Covid is catalyzing the adoption of contactless biometrics, according to website CB Insights: “Covid-19 is unsurprisingly catalyzing the adoption of contactless biometrics. Big tech companies and others are now in the market selling AI-enabled thermal imaging cameras for fever detection. Voice tech startups are rolling out software for ‘cough and sneeze detection.’ Facial recognition software globally is getting an upgrade to detect masked faces.”

Extra care lockdown
In response to the Office of National Statistics (ONS) data that showed that on average almost 50% more people died per week while at home with diabetes as the underlying cause or mentioned on their death certificate, during lockdown, Diabetes UK is urging Government to keep people with diabetes safe by implementing additional measures and safeguards.
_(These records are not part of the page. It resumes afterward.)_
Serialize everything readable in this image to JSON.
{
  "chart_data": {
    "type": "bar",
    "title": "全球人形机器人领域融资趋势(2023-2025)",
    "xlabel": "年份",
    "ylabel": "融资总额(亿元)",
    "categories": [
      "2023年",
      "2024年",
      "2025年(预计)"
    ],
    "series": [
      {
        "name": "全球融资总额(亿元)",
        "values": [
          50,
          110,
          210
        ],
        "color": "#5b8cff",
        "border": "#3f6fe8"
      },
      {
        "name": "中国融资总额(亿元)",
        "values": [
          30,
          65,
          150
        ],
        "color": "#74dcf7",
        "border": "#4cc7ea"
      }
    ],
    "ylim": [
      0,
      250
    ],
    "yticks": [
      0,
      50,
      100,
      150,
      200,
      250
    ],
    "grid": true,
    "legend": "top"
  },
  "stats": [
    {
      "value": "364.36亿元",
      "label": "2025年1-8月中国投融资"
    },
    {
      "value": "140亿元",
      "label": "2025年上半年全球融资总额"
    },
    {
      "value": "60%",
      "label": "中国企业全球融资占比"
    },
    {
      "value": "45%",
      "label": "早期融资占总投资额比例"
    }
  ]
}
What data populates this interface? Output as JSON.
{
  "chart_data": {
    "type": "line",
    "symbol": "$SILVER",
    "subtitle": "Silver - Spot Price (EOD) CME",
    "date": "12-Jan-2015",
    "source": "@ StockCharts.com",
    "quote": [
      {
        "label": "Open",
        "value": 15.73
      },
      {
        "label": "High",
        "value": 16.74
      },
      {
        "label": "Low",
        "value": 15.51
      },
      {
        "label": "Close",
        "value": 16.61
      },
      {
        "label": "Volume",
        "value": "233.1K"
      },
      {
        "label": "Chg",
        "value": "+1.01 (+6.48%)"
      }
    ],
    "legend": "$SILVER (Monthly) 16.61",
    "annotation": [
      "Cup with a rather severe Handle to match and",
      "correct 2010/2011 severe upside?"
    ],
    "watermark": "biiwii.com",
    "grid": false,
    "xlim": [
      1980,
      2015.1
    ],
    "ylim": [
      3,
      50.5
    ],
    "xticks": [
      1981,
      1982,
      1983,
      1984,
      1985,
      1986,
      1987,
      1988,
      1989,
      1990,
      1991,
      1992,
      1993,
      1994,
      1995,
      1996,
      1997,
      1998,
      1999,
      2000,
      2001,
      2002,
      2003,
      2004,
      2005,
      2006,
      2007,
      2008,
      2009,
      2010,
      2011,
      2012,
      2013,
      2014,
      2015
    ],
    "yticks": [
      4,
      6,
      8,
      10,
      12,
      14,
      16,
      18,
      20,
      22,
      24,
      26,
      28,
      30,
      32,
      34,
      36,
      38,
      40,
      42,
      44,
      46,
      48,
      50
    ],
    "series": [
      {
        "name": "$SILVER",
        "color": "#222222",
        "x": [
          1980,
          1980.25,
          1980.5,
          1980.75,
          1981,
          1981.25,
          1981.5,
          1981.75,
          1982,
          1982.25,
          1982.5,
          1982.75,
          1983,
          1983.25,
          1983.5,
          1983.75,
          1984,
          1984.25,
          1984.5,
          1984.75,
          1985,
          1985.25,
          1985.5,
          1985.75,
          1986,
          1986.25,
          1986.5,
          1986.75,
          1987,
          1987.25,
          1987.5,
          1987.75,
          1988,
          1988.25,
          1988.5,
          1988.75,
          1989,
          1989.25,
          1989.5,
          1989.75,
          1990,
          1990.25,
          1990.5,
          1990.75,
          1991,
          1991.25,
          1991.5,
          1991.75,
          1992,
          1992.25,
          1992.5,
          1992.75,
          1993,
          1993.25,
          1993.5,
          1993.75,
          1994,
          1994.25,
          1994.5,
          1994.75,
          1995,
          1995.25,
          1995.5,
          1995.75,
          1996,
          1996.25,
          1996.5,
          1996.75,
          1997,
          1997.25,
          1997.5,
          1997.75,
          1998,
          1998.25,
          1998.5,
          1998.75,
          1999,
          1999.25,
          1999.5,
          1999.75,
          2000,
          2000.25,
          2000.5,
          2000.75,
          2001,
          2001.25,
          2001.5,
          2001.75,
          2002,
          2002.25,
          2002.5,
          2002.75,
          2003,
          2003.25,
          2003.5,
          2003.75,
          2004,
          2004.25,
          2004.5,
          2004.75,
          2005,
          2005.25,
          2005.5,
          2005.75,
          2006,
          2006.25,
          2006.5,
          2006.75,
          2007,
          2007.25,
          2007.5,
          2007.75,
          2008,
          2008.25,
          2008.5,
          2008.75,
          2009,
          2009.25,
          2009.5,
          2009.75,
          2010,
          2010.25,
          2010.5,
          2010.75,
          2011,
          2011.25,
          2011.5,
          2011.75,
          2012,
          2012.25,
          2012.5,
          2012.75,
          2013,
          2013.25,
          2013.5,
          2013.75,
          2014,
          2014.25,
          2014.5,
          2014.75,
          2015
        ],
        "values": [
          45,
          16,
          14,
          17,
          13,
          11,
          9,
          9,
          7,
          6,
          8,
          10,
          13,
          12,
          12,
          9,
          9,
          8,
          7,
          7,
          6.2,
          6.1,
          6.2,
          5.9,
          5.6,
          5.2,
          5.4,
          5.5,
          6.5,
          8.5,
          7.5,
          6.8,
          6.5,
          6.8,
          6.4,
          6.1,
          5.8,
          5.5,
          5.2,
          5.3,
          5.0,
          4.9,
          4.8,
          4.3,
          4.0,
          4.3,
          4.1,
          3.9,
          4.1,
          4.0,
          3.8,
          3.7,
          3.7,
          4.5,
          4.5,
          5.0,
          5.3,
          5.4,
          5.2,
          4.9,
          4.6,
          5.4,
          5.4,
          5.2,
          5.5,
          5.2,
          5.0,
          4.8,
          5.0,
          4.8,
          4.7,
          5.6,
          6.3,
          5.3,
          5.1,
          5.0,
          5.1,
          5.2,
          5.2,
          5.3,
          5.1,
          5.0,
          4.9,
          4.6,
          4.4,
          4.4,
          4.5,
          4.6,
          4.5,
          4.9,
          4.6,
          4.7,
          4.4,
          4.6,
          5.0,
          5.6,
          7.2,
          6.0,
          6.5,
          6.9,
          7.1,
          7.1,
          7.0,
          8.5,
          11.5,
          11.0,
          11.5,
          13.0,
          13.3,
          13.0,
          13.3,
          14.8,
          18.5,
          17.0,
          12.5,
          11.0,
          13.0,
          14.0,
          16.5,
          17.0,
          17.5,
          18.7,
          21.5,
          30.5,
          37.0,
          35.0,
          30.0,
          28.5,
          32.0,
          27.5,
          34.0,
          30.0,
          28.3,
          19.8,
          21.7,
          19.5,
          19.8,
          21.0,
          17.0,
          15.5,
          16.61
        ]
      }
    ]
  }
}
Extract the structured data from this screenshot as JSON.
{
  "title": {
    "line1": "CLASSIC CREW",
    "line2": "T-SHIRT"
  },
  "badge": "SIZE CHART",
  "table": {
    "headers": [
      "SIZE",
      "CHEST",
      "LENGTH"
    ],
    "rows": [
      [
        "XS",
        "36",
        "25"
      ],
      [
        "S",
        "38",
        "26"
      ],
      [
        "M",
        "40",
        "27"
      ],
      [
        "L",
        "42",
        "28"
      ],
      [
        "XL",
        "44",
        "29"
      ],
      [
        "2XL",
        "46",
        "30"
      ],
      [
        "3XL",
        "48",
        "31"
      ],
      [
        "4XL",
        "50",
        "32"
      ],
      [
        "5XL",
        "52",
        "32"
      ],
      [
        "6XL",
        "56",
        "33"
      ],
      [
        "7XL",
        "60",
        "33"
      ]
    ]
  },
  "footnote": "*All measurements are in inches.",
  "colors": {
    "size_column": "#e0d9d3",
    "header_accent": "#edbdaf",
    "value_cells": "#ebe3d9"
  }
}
Diabetes UK says the figures support charity’s concerns that people with diabetes are not receiving the support and consideration needed from Government to keep them safe, as lockdown continues to ease.

The analysis, which looked at the period 21 March to 1 May, saw a 47% average increase of excess deaths related to diabetes. These excess deaths relating to diabetes occurred in care homes or in private homes, with deaths in hospitals actually dropping below average. Though ONS was unable to definitively point to an exact cause for the increase, it suggested that explanations could include undiagnosed covid-19 deaths, delays in care and/or people not seeking medical assistance when needed.

If you have diabetes, you are no more likely to catch coronavirus than anyone else. But recent studies have shown that for those who become so unwell with coronavirus that they need to go to hospital, the risk of dying is higher for people living with diabetes than people without the condition. Earlier this year, Diabetes UK had also expressed concern that people with diabetes are not seeking the help and support they need from the NHS. Diabetes is a complicated and difficult condition and if not managed well, can lead to serious complications – especially during stressful times.

Diabetes UK urges people with diabetes to try their best to maintain a routine, keep their blood sugars and blood pressure in target range, eat healthily and be as active as possible. But if you do suffer any problems, regardless of the current situation, you should access the emergency departments as you would have done before – the NHS is still open.